Confronted with a scarcity of public funds, governments have begun to tap Public-Private Partnerships (so called, “P3s” or “PPPs”) to supplement traditional funding sources for infrastructure projects. P3s are performance-based contracts between the public and private sectors to arrange the financing, construction, and long-term operations and maintenance of public infrastructure projects. Under the P3 model, the public sector contributes assets, such as a road or airport, and the private sector contributes investment capital to upgrade or enhance these assets. P3s may take many forms, but typically private companies cover the upfront costs in exchange for the right to run and/or collect tolls from the facilities.
Since these partnerships began, their popularity has increased drastically due to the public sector’s desire to transfer the cost and risks of major public improvements to the private sector. Private companies are oftentimes in a better position to effectively manage the risk and decrease the overall cost of the project. The benefits are shared by all parties, including taxpayers.
These partnerships are being used regularly throughout the United States and other countries. For example, Virginia has delivered over $9 billion in P3 transportation projects since 1995, Florida undertook two major P3 projects totaling nearly $3 billion in 2009, and Texas has delivered $6.2 billion in P3 projects. In Canada and the UK, P3s are employed in approximately 10 percent of all infrastructure projects.
Washington, however, has been slow to adopt the use of P3s. In October, a report commissioned by the Washington State Department of Transportation (“WSDOT”) on mega capital construction projects was released.
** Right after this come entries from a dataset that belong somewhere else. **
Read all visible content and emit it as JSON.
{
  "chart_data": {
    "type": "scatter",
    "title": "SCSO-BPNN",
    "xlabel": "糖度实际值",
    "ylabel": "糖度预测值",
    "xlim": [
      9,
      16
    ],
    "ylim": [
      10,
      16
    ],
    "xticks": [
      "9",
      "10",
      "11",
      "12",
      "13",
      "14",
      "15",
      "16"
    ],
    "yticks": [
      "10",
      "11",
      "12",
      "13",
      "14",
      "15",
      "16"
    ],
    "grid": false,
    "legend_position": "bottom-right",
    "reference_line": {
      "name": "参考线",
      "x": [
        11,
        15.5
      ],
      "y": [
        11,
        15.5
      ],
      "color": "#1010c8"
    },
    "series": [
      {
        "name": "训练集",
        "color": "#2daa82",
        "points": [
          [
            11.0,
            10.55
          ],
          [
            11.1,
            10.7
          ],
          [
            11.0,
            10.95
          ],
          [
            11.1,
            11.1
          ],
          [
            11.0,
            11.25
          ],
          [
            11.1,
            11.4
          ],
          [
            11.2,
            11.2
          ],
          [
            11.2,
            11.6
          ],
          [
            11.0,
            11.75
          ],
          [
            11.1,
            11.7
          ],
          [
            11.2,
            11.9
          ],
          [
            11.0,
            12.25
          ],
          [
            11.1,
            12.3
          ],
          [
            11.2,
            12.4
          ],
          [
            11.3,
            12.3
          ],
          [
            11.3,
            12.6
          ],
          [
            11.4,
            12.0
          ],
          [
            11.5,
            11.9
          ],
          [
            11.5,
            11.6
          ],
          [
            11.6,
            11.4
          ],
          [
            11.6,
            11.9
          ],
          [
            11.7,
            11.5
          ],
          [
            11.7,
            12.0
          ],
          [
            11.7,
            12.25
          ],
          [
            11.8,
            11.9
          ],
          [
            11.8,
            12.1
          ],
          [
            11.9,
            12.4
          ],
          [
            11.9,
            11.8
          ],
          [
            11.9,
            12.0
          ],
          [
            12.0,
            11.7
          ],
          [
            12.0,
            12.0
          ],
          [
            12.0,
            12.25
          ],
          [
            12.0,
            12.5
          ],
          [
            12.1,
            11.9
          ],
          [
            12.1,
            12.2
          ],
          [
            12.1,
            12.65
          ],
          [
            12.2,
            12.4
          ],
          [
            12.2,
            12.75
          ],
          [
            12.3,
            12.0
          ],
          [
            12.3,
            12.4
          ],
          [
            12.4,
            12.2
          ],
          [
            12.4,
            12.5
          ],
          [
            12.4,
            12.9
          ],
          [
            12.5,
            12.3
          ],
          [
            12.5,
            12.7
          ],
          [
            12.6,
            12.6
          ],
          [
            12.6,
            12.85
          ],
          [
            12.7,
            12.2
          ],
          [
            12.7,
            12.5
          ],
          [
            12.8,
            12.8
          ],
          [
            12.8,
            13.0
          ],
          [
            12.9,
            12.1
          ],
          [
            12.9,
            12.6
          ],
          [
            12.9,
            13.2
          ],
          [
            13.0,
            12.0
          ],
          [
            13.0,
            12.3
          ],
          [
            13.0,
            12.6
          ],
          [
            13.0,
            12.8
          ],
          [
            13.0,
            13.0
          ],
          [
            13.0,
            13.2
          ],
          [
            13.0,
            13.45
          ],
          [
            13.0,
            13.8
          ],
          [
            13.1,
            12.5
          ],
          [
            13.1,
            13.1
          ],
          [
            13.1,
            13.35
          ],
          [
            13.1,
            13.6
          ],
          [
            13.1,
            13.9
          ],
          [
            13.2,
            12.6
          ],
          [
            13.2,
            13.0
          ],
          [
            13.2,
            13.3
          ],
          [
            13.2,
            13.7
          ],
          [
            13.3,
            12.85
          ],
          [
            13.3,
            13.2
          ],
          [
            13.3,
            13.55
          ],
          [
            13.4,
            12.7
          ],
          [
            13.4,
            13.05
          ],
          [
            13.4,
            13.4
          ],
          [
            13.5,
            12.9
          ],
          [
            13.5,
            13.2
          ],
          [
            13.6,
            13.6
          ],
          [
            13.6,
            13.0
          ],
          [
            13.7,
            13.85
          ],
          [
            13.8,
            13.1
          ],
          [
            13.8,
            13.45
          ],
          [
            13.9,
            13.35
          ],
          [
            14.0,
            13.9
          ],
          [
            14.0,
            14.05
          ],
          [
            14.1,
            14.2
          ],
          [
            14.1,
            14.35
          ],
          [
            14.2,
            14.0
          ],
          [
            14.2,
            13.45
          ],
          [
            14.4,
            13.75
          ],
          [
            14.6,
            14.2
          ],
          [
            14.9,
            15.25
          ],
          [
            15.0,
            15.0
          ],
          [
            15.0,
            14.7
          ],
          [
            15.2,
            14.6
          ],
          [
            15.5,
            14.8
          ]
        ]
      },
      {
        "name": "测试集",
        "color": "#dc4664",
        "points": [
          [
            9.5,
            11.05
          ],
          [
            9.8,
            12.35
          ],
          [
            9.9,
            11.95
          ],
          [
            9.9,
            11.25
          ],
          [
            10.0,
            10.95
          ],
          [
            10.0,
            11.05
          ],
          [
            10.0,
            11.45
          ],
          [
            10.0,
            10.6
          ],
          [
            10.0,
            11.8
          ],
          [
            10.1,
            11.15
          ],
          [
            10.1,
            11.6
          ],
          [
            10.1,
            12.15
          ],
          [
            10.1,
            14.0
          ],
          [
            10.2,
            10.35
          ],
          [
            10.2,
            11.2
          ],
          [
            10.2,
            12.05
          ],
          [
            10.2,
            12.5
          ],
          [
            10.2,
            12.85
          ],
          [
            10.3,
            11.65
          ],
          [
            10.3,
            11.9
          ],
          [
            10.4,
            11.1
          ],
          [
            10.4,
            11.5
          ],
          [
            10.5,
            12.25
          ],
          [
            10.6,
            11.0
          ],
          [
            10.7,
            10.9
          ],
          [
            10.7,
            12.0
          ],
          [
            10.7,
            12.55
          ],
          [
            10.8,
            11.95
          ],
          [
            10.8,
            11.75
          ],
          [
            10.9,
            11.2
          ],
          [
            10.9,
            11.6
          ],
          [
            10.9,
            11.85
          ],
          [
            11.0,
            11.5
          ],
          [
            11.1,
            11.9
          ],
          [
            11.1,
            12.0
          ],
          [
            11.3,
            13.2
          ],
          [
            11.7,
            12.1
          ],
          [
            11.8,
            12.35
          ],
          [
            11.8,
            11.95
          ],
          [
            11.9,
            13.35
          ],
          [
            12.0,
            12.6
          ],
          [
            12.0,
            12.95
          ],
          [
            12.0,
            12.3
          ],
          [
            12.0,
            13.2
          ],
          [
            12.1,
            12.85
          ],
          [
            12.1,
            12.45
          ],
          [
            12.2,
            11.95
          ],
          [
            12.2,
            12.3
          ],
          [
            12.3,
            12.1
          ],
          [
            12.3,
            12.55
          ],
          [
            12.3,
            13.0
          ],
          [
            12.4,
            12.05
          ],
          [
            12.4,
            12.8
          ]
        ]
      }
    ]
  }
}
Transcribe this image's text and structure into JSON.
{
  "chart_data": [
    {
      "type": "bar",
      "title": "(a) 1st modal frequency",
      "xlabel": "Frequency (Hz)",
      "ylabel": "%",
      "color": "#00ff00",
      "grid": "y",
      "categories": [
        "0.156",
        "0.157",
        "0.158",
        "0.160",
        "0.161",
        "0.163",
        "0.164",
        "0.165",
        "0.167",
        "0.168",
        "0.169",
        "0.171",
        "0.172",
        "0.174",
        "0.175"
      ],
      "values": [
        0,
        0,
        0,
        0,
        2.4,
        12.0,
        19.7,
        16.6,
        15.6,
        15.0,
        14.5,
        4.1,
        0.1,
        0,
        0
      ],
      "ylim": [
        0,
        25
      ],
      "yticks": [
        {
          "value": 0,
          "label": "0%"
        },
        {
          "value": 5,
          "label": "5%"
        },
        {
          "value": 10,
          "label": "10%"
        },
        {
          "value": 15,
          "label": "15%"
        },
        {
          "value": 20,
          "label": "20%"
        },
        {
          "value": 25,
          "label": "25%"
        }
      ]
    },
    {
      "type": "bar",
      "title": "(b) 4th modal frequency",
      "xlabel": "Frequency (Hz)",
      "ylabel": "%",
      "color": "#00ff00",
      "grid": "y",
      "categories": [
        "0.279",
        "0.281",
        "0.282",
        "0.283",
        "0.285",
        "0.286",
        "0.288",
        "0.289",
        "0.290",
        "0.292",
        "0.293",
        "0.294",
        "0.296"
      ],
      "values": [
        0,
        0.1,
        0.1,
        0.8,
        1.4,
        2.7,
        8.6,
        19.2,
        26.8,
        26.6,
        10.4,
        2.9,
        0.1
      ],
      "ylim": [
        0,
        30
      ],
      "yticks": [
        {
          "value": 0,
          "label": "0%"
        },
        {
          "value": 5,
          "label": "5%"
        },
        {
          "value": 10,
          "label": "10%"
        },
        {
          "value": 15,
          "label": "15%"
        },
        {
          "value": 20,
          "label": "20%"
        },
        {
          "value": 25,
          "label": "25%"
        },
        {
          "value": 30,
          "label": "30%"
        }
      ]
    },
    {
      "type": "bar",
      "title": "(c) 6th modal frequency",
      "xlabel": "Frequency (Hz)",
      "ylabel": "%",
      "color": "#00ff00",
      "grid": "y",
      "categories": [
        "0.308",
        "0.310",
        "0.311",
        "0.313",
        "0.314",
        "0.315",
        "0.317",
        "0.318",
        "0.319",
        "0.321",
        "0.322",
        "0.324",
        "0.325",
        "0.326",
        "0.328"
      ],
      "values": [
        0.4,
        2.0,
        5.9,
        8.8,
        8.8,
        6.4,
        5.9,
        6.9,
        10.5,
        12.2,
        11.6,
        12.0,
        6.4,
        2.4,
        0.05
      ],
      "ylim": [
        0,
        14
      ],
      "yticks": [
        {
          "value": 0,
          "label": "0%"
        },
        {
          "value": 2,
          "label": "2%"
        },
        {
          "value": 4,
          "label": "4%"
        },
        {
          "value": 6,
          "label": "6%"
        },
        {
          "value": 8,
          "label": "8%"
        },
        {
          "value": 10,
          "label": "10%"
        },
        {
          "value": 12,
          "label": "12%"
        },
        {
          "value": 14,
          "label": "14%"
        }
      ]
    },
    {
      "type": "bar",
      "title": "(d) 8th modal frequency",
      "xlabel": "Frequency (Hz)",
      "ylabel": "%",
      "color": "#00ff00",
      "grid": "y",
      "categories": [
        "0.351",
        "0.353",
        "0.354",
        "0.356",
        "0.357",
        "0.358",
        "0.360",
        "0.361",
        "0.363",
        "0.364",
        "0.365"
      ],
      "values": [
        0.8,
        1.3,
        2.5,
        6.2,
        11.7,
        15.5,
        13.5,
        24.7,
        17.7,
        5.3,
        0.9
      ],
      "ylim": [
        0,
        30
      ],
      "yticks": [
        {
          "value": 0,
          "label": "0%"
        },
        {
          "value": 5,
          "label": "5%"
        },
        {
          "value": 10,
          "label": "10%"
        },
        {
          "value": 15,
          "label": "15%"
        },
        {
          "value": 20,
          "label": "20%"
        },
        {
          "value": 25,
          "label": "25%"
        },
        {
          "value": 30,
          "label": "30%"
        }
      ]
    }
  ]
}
The report suggests that WSDOT expand its use of P3s, noting that P3 projects can be completed sooner and without an obligation to pay off bonds. Without the support of P3 projects, it is unlikely that there will be enough public financing to meet Washington’s infrastructure needs. But, with the assistance of private partners, governmental agencies can leverage private sector capital, expertise, and resources to achieve its infrastructure goals.
There are also significant advantages from the private sector’s perspective. With P3 contracts, the private sector can avoid unnatural costs that are commonly found in government projects, including prevailing wages and environmental and labor regulations. According to the Washington Policy Center, these expenses can inflate a public sector project by up to 40 percent. In addition, P3s allows private companies to translate upfront capital expenditures into a flow of ongoing revenue.
 Washington State Joint Transportation Committee, Evaluation of Public Private Partnerships: Executive Summary (January 19, 2012).
 Michael Ennis, Washington Policy Center, The Case for Public/Private Partnerships in Transportation Planning (January 2007).